L'inchiesta
Scandalo escort a Milano, ecco i nomi di calciatori e vip (non indagati) che spuntano dalle carte
+ Seguici su Google DiscoverDalla denuncia di una giovane donna è partita l’indagine che ha portato agli arresti di Emanuele Buttini e Deborah Ronchi, figure note della nightlife milanese. Secondo gli inquirenti, avrebbero organizzato serate esclusive tra Milano e Mykonos con escort e clienti facoltosi. Sono clamorosi i nomi – riportati oggi dal “Giornale” – di diversi calciatori, nessuno dei quali è indagato.
Escort a Milano, i calciatori citati nell’inchiesta
Tra i più noti, anche secondo Open, figurerebbero Dejan Stankovic, Daniel Maldini, Marcus Pedersen, Christian Volpato e Cheickh Niasse. Nelle carte emergono inoltre riferimenti — sotto forma di parole chiave — a Bastoni, Bellanova, Bisseck, Hakimi, Coutinho, Skriniar, Carlos Augusto, De Winter, Leao, Giroud, Menez, Calafiori, Vlahovic, Arthur Melo, Scamacca, Ruggeri e Nuno Tavares. Nomi che potrebbero essere stati solo millantati, anche perché non c’è reato nell’usufruire di eventuali prestazioni sessuali.
Gli investigatori descrivono un sistema organizzato di reclutamento di ragazze per attirare clienti di alto profilo, anche durante trasferte o soggiorni a Milano. Il giro d’affari stimato supera 1,2 milioni di euro tra il 2024 e il 2026, cifra ora sequestrata. Resta da chiarire il coinvolgimento effettivo dei singoli nomi citati, molti dei quali compaiono solo nelle intercettazioni o nelle analisi dei dispositivi sequestrati. Tra loro, sia quelli semplicemente festaioli sia quelli che hanno usufruito del servizio di escort e droga cosiddetta «del palloncino».
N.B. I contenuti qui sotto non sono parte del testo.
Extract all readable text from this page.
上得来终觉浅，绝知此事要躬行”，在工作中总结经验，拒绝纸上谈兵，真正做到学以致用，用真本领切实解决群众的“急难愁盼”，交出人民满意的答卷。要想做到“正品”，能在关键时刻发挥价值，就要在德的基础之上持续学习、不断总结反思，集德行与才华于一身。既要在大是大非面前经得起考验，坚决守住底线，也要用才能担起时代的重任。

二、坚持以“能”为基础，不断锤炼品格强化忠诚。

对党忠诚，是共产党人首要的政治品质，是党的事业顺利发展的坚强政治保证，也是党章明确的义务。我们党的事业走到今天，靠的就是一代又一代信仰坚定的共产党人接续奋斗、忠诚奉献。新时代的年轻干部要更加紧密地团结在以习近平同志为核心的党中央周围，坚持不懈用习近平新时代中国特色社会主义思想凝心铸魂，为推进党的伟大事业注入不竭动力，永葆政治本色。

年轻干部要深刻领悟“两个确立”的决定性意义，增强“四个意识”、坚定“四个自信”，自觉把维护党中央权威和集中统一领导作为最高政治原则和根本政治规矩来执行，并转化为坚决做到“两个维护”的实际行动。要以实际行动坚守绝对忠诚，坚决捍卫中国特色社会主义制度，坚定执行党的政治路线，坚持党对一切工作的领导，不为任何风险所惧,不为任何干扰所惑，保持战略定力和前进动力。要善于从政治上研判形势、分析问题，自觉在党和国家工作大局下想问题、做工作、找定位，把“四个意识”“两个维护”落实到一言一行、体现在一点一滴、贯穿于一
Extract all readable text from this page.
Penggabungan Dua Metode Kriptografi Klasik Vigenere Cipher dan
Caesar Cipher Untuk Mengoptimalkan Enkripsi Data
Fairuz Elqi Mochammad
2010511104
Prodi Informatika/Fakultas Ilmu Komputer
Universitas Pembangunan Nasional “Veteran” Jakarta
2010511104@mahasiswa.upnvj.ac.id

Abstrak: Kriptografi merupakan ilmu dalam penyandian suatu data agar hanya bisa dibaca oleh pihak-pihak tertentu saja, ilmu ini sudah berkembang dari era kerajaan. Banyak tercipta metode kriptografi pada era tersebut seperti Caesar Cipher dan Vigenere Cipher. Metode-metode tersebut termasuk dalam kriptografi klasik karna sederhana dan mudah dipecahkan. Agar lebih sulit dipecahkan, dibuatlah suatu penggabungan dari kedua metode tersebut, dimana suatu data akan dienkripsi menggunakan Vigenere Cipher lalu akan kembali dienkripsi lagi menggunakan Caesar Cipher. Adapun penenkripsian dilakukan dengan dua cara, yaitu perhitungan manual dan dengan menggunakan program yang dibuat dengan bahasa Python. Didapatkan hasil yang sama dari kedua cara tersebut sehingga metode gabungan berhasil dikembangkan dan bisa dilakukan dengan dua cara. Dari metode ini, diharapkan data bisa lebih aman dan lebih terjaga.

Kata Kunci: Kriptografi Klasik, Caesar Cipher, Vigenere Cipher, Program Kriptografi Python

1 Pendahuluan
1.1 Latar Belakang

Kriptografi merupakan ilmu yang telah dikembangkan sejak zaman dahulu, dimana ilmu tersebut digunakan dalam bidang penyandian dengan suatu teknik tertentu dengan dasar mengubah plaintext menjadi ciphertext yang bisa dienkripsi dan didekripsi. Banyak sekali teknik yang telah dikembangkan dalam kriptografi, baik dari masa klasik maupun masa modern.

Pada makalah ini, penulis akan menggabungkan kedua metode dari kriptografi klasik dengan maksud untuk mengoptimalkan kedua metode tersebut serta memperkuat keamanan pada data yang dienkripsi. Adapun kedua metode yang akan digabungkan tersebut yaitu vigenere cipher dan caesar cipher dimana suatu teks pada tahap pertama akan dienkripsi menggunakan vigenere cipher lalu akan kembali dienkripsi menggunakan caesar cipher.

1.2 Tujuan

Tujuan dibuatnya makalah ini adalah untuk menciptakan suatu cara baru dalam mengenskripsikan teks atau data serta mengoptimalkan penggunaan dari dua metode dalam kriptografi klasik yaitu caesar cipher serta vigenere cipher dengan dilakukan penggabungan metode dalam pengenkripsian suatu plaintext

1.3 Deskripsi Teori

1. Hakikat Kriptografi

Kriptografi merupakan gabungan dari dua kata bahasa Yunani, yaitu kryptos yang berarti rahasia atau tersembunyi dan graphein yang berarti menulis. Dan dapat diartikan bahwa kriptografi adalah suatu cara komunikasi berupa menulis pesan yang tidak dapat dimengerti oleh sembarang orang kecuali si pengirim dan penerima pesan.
“Serve una ragazza furba per acchiappare i calciatori…”
Nelle intercettazioni tutte le attività di reclutamento delle giovani donne. «Son sempre in ansia perché devo sempre trovare ragazze», diceva un indagato. Per agganciare i calciatori, aggiungeva un altro, «servono altre due o tre sveglie (… qualcuna di furba». E Luz Luan Amilton Fraga, anche lui arrestato: «Gli mando la brasiliana». Ronchi, 38 anni, e il compagno Emanuele Buttini, 37, d’estate avrebbero «operato per lo più a Mykonos».
Mentre a Milano, per gli inquirenti, «il super privé del Pineta (locale estraneo alle indagini, ndr) il sabato e la domenica è loro in esclusiva» e avevano «almeno 80-90 nomi di ragazze invitate», alcune semplici ragazze immagine. Il tutto perché, spiega sempre un indagato al telefono, «qualche calciatore ci sarà (…) mi serve qualcuno che li acchiappa». Per le ragazze, si legge negli atti, c’erano «compensi variabili tra i 70 e i 100 euro a serata, a seconda che utilizzassero o meno l’alloggio di Cinisello», sede della società Ma.De. Milano.
Una delle escort sarebbe perfino rimasta incinta di un calciatore. Così lo racconta al telefono, il 4 dicembre scorso, a Alessio Salamone, arrestato: «Quando è che era venuto (…) a far serata (…), se ti ricordavi le date esatte (…), ti dico una cosa ma non dirla a nessuno (…). Ho appena fatto il test e sono incinta … da più di tre settimane». E
Negli atti dell’inchiesta emerge come uno tra i sei indagati, quello che ha più contatti con personaggi del mondo dello sport, ha interloquito – sono 8 le telefonate – con l’utenza intestata a un ex calciatore di Inter e Lazio. La richiesta della Procura di Milano non chiarisce pienamente quando i giocatori hanno partecipato alle serate, né se si solo limitate solo a cene in compagnia di ragazze giovanissime, – “circa un centinaio di giovani donne (classe 2005-2006-2007), sia italiane sia straniere” compongono l’entourage della Ma.De -, oppure si siano spinti oltre non commentendo alcun reato.